More than 50 years of watching televised sports. I’ve rarely turned off the sound as a result of one or more of the commentators doing a horrible job.Sadly, the NCAA track meet this past week, Jill Montgomery’s constant yapping. The perfect example of somebody that’s trying way too hard.

In broadcasting NFL, NBA, NHL, MLB games….know the sport, know who the athetes and coaches are, don’t mix them up. Don’t go yapping on and on. Likewise with track.

Most important, a sport event is a news event. You’re a reporter. Report the news.

If you’re yapping all the time you can’t pay attention to the news event, thus you reduce your ability to report the news. You miss stuff that the viewer can see happening, and the viewer can tell that you’re so busy yapping about somebody’s uncle that you missed a lap split, you missed a lead change and major surge that broke a race open. Who is that person that just went from 5th to first and is pulling away from a field of 12. Stop yapping and just call the race.
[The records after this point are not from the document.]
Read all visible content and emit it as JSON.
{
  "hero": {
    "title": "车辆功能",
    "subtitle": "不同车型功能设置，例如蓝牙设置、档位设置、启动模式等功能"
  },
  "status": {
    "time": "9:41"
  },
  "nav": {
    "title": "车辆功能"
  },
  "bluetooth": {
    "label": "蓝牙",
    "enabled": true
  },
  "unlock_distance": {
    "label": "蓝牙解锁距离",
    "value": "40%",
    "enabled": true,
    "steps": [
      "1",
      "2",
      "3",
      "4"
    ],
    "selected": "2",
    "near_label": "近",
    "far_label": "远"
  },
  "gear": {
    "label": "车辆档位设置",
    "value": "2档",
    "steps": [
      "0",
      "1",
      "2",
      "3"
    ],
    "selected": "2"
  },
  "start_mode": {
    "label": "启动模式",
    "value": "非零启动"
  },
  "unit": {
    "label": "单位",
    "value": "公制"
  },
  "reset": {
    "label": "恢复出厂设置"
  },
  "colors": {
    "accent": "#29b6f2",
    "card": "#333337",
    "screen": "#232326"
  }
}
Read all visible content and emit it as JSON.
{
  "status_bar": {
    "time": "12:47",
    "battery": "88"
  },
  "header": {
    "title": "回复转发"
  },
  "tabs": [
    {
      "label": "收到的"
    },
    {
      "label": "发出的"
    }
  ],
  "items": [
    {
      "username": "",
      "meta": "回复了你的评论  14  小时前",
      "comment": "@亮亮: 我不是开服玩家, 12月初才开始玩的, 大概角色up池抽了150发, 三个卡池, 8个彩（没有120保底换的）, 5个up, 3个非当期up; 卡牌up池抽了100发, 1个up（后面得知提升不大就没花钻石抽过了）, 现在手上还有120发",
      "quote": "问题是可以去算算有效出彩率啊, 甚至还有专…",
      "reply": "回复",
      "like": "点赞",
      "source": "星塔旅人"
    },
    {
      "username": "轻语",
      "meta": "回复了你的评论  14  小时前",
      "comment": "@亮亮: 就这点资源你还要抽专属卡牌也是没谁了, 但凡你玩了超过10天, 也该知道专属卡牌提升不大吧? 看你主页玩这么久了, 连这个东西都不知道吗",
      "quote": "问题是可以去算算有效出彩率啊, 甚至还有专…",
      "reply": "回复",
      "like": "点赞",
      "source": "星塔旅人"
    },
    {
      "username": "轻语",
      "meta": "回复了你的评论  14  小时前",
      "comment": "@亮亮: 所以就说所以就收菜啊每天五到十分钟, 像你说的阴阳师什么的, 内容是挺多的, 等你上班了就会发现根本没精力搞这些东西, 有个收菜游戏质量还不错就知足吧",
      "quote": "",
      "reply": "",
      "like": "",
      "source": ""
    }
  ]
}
Like the NFL, NBA, NHL, MLB. Don’t kill your ratings trying to “appeal to the average viewer”. Drive up the ratings by appealing to the fan.Talk like your audience have been fans for 5 to 10 years, not like they’re 5 to 10 year old kids.

Track meets are news events.

Each event is a news event.

Report the news.

Lap splits, lead changes, etc, are news. Report the news.

Otherwise, plug the audio into the stadium announcers and let them do your job.